I am really starting to worry about your headaches! They sound a lot like my sister's who had a problem with migraines also, but when her symptoms escalated, they did tests that showed she had a small pituitary tumor, which is supposedly almost always benign, and is for the most, easily controlled with medication, which she has taken for over ten years now, and does fine...helps the headaches, but I think she still takes a migraine prevention type drug, also. She teaches elementary school students, and is very good at her job, so I assume the meds do work, since I can imagine I would probably get a headache just walking into one of those classrooms:) I realize that migraines are also common, especially with stress, but am hoping your doctors are being thorough in diagnosing and trying to find you an effective treatment.

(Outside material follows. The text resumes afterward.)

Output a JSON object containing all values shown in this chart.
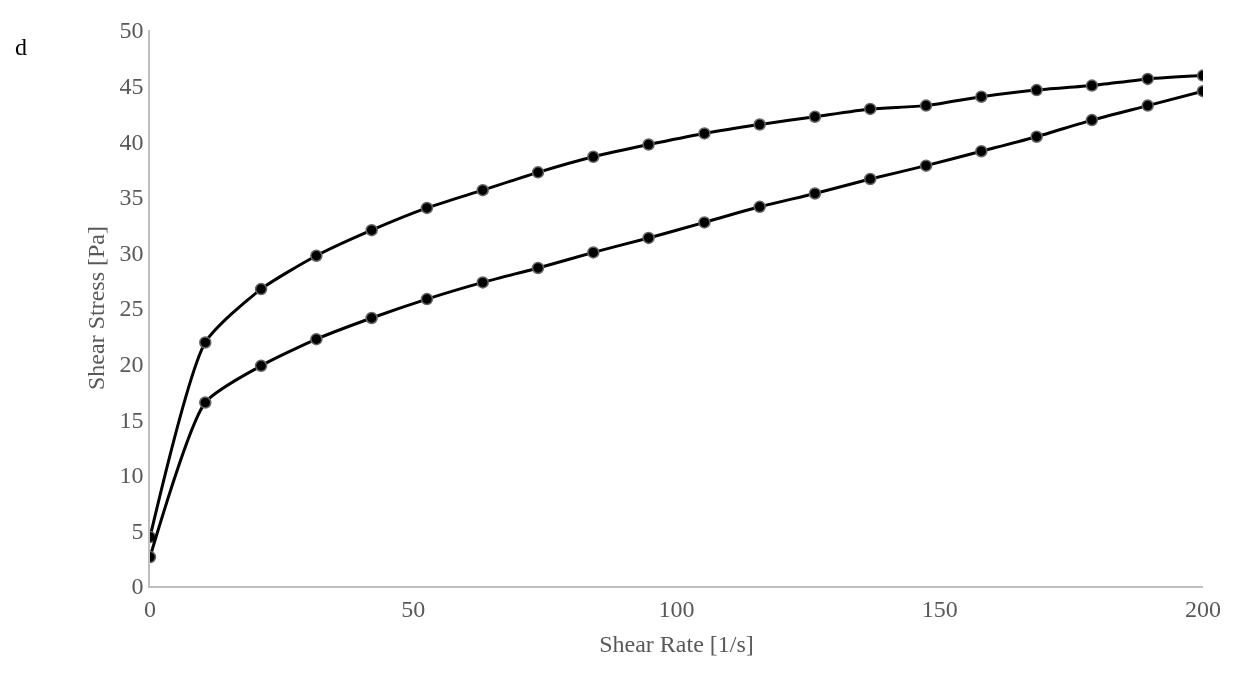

I know that you already have enough mental pain to deal with, and adding such intense physical pain must be overwhelming. Although, for myself, I know I have sometimes welcomed a physical pain that I can focus on in lieu of the even greater pain we carry in our souls at all times.
Your friend, Charlie, has an incredible gift for finding those quotes of the day, that absolutely write my very thoughts. The before and after was a perfect description of our lives...I write B.C.(before cancer)when dating those things that existed in my old world. And the CS Lewis quote describing grief as fear is so very accurate...I wake up some mornings, and this fear just grips me...that feeling deep in the pit of your stomach, that you have when you fear that something horrible and terrible is imminent.and then I remember that my fears have been realized...the worst thing possible has happened...and the grief and fear are so intermingled, it is not possible to separate them...the fearsome grief of loosing your child.
Keaton loved the U. S. Botanical Gardens in D.C.! We could hardly get him out of that place when we visited there...also Atlanta's Botanical Gardens were one of his favorite outings when we were there. And yet another Mattie/Keaton connection..guess what Keaton's seventh birthday party was? Yep, we did the reptiles alive party thing, also!I am so sorry that Mattie was not able to have more...so unfair. Keaton has way too many of those stuffed snakes, since he already had his fair share, and then after his cancer diagnosis, everyone gave him what they knew was his favorite obsession. He used to wind his snakes around his IV pole in the hospital..was able to attract a lot of attention!
Holding you in my thoughts, hoping you can find some relief from the headaches and nausea, soon.